Datasets

Create a Dataset

7min

To create a dataset go to your "Dataset" page and click on the blue "+New Dataset" button on the top right corner of the page. From there, follow these steps for either Text, Image, Audio or Video datasets.

Text

1. Choose if you want to upload your data row-based or document-based: if it's row-based it will assign each paragraph/row/item to a task. If it's doc-based, each document will be a task.

Document image


2. Select a file/files from your computer: you can either drop files or browse in your computer to upload.

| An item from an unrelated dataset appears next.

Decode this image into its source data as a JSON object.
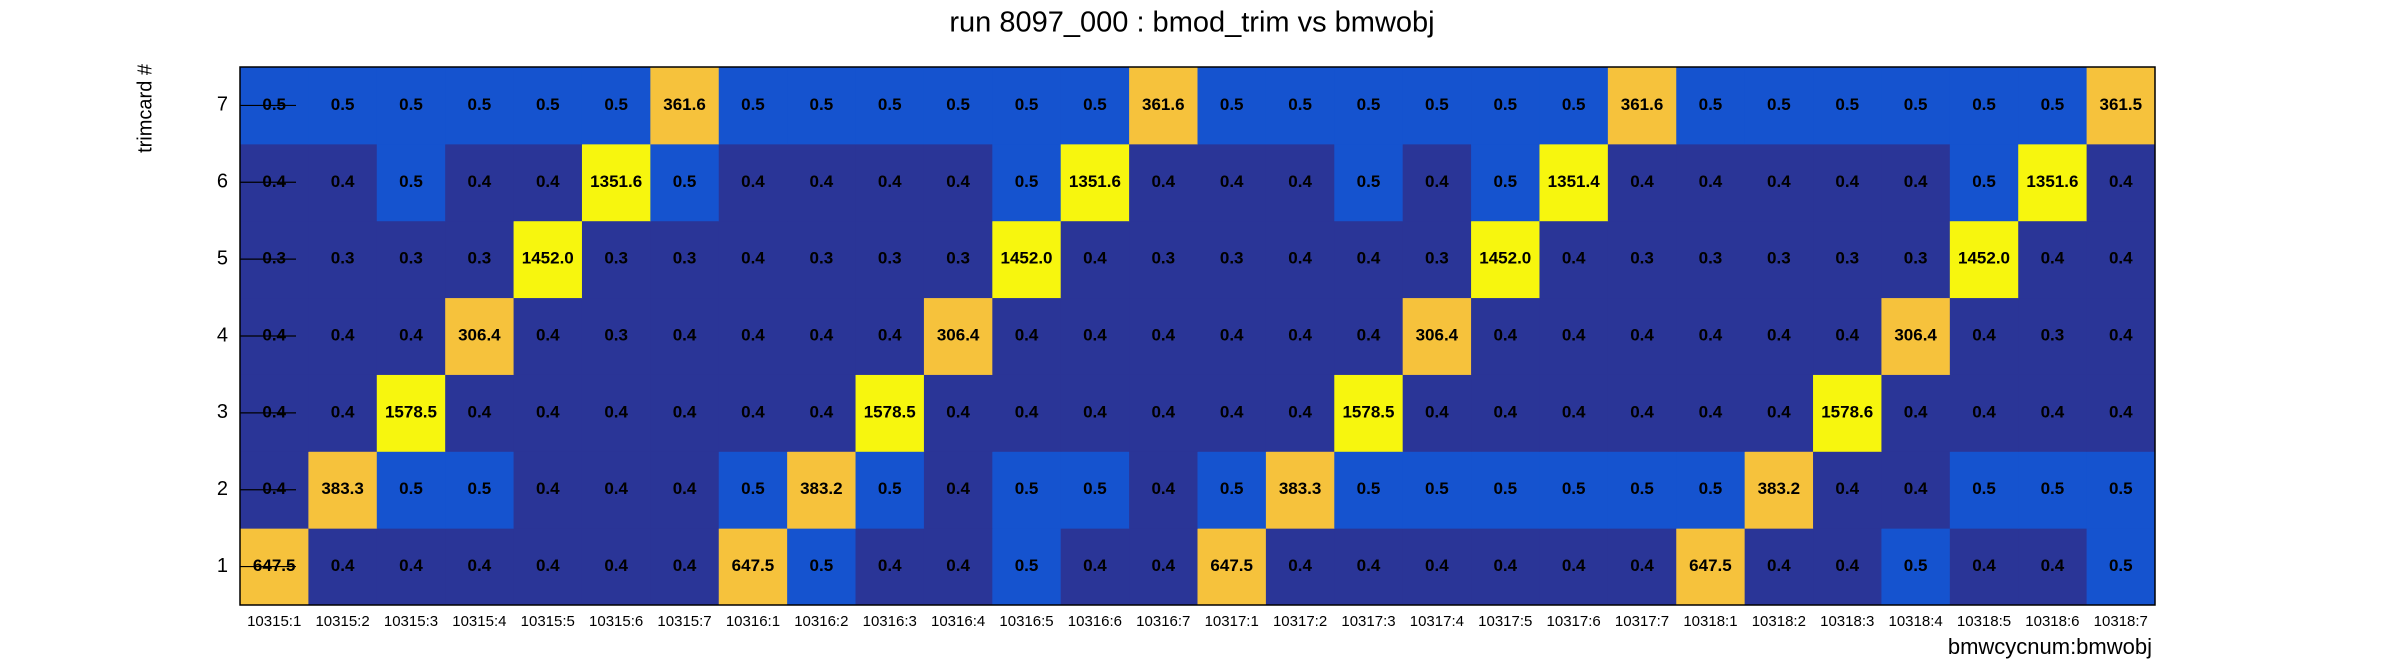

  • Maximum file size allowed is 5MB and 10,000 rows or 10 documents of 1MB each for doc-based datasets

3. Configure the dataset: set the purpose of each column

  • Row Header: Select if the first row of the file is a header
  • Column classification:
    • To be annotated: the columns with the text that has to be annotated. Depending on the type of project you have to choose one (for example: for text classification) or two (for example: for text similarity) columns.
    • Unique Identifier: if you have a column with IDs for every task
    • Task title: if each task has a title
    • With annotations: is your dataset annotated? select the columns with the annotations - it can be either a column per label or a single column with all the labels separated by " | " for each task - for further information please go to Datasets > Annotated Dataset
    • Row-based Tags: if each task has specific tags
    • Contextual info: if you need to add any specifications to a task you can have a column for that
  • "Ignore columns?" - By deafult is checked - will ignore columns not applied to any section above
Document image


4. Name and language

  • Name of the dataset: create a new name or choose from the dropdown from previous dataset or projects
  • Language: select from the dropdown
Document image


Image

1. Upload up to 20 images by either dropping them or browsing them in your files: they can either be JPG, JPEG or PNG and maximum file size allowed is 2MB.

Document image


2. Name and language

  • Name of the dataset: create a new name or choose from the dropdown from previous dataset or projects
  • Language: select from the dropdown



Audio

1. Upload up to 20 audios by either dropping them or browsing them in your files: they can either be MP3 or WAV and maximum file size allowed is 2MB.

Document image


2. Name and language

  • Name of the dataset: create a new name or choose from the dropdown from previous dataset or projects
  • Language: select from the dropdown

Video

1. Upload up to 20 videos by either dropping them or browsing them in your files: they must be MP4 and maximum file size allowed is 2MB.

Document image


2. Name and language

  • Name of the dataset: create a new name or choose from the dropdown from previous dataset or projects
  • Language: select from the dropdown